CBSL holds rates in ‘wait and see’ approach

The Central Bank of Sri Lanka (CBSL) this week adopted a “wait and see” approach in terms of policy rates to provide some space for the transmission of the policy rate reductions announced on 31 May and other related measures.

In the fourth monetary policy review meeting for 2019 on Thursday (11), CBSL decided to maintain its policy rates, following a reduction of rates in its third monetary policy review in May.
Addressing the media, CBSL Governor Indrajith Coomaraswamy noted the Monetary Board decided to not to reduce the policy rates in order to assess the full effects of the rate cut in May and the increased liquidity.

“Now we have data; some of them are up to May, some are for May and June. Monetary policy transmission takes a bit of time. This is not just the policy rate reduction on 31 May, but the two SRR reductions and the Rs. 150 billion infusion of permanent liquidity, Rs. 100 billion the Government paid back in arrears, and the infusion of Rs. 300 million on each electorate under the ‘Gamperaliya’ programme. So we would like to wait and see the overall impact of this money being put into the system.”

However, even though CBSL decided to maintain the rates to gauge the impact of the previous reduction, the monetary policy is still in a relaxing mode, according to the Governor. If the requirement arises for further relaxation, it would be considered at the next Monetary Board meeting.

In spite of the decision to keep rates steady, the Governor noted five internal and external factors which argued for another rate cut, including a dovish monetary policy stance globally, trends in private sector credit growth, and a continuing output gap.

The monetary policy stance of the major central banks around the world, notably of the US Federal Reserve System (Fed), has continued to be dovish. As a result, there has been a move towards concerted monetary policy action by other central banks to shore up growth globally. In addition to this, global growth has weakened due to trade and geo political tensions, particularly between the US and China.
The Governor pointed to the continuing output gap as the second factor which would possibly argue for a relaxation of monetary policy.

“The potential growth rate is 5%. We are around 3%, so clearly there is this output gap.”
Decelerating trend of private sector credit growth is the next factor as the first five months of the year saw an estimated Rs. 29 billion of contraction in credit growth.

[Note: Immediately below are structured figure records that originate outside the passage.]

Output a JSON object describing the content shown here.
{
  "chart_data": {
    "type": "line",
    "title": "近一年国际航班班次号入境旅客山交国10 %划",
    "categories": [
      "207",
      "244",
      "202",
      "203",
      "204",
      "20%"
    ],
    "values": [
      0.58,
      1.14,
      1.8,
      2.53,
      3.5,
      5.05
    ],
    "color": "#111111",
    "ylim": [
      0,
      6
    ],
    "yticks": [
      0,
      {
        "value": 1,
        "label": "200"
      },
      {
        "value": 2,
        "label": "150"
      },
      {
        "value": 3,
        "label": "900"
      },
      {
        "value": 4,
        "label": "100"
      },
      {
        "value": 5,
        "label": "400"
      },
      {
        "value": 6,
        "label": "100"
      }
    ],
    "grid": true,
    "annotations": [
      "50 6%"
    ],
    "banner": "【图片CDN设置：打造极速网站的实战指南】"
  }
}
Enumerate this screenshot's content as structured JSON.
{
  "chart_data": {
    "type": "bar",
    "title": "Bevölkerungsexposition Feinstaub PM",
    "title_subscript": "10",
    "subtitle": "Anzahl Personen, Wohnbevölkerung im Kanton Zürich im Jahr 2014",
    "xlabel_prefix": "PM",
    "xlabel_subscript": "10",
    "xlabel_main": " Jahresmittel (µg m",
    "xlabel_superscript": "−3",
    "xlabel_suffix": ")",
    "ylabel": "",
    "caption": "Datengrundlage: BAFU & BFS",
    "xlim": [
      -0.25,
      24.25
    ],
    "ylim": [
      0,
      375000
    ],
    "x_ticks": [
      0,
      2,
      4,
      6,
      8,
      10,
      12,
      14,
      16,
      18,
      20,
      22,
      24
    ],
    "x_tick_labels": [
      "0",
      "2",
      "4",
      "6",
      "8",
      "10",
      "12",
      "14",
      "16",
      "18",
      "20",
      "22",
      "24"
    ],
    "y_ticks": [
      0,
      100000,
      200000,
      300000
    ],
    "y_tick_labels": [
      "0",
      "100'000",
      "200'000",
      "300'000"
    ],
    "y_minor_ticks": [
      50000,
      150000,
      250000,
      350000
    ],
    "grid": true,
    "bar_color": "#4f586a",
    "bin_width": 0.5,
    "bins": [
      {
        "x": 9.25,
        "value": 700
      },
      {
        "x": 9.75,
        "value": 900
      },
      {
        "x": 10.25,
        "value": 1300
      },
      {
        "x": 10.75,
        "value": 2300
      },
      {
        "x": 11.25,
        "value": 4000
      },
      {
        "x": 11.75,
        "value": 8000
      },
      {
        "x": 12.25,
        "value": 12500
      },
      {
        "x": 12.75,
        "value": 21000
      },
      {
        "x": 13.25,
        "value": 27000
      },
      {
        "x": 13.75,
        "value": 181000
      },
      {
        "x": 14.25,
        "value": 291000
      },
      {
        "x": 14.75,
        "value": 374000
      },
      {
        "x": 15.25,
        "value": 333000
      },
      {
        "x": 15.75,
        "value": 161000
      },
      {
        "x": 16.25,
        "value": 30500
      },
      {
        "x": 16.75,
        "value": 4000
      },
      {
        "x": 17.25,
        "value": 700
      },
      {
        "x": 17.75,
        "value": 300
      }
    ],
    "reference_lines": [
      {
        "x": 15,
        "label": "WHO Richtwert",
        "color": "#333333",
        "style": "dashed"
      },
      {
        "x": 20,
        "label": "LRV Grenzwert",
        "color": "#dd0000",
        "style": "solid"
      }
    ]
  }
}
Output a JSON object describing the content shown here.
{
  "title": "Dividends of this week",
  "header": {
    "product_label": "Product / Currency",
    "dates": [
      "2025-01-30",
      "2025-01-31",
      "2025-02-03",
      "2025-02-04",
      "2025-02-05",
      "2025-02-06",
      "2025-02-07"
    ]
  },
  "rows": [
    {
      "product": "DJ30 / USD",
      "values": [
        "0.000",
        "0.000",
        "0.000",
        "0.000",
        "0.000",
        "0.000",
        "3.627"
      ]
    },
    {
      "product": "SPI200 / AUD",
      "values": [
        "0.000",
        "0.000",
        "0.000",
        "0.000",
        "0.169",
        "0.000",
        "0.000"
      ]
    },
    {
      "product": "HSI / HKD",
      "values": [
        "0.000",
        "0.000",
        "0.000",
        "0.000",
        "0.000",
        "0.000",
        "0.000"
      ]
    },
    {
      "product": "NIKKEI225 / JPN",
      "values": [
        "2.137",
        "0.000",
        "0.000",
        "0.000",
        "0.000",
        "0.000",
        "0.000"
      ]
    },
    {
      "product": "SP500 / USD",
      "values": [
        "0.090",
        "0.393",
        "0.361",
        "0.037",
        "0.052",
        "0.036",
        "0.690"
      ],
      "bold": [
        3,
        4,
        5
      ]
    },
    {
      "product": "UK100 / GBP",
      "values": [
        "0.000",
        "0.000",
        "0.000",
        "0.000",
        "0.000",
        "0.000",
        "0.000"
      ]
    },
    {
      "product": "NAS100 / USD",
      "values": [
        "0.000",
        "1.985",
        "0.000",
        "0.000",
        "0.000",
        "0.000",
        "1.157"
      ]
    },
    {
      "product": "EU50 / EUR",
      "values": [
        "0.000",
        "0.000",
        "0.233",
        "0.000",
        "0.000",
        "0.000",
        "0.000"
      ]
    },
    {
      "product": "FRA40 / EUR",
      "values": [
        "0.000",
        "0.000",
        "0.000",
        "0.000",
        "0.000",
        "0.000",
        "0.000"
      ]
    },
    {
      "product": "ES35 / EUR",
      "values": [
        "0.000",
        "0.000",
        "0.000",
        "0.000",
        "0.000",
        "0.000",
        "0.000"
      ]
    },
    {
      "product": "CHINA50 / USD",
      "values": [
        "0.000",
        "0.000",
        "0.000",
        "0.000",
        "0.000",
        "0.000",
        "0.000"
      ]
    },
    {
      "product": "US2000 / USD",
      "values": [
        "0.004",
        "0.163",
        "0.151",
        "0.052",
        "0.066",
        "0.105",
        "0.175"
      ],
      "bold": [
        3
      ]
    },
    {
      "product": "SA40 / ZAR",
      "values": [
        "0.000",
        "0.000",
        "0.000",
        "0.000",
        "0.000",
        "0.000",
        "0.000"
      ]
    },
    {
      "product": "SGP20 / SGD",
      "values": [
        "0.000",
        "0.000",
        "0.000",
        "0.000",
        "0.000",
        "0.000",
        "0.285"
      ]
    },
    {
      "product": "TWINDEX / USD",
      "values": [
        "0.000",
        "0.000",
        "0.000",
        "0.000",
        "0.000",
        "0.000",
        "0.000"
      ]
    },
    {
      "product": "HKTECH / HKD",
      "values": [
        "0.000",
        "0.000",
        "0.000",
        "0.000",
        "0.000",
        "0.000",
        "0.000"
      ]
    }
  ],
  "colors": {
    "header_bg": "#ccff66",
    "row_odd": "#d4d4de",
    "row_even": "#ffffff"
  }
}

However, the Governor said even though Rs. 100 billion was used by the Government to repay arrears during the first three to four months of the year for outstanding advances, private sector credit growth would still have decelerated.

Continuing increase in the exports and compression of imports was the fourth factor.
Significant improvement in the trade account both due to a compression of imports as well as an increase in exports has been encouraging, according to him.

However, he added that continued export growth is critical if the country is to get out of the debt dynamics that it has been caught up in.

He cited inflation as the fifth and final factor arguing for a rate cut as it continues to be subdued and inflation expectation and the outlook is well anchored.

He noted that the only reason CBSL wanted to be careful about relaxing policy is that there is evidence now that there could be fiscal slippages due to the Easter attacks as well as import compression that Sri Lanka is seeing outside the effects of the Easter attacks.

In addition to this, the Government’s revenue and import duty collection has come down. As a result of a low level of economic activity, Value Added Tax (VAT) and Income Tax are likely to be affected.

“Expenditure is also is likely to be higher.”

The Central Bank on Thursday decided to hold policy rates with the aim of maintaining inflation in the desired 4-6% range while supporting economic growth to reach its potential over the medium term.

Therefore, the Standing Deposit Facility Rate (SDFR) and the Standing Lending Facility Rate (SLFR) of the Central Bank remain at their current levels of 7.5% and 8.5%, respectively.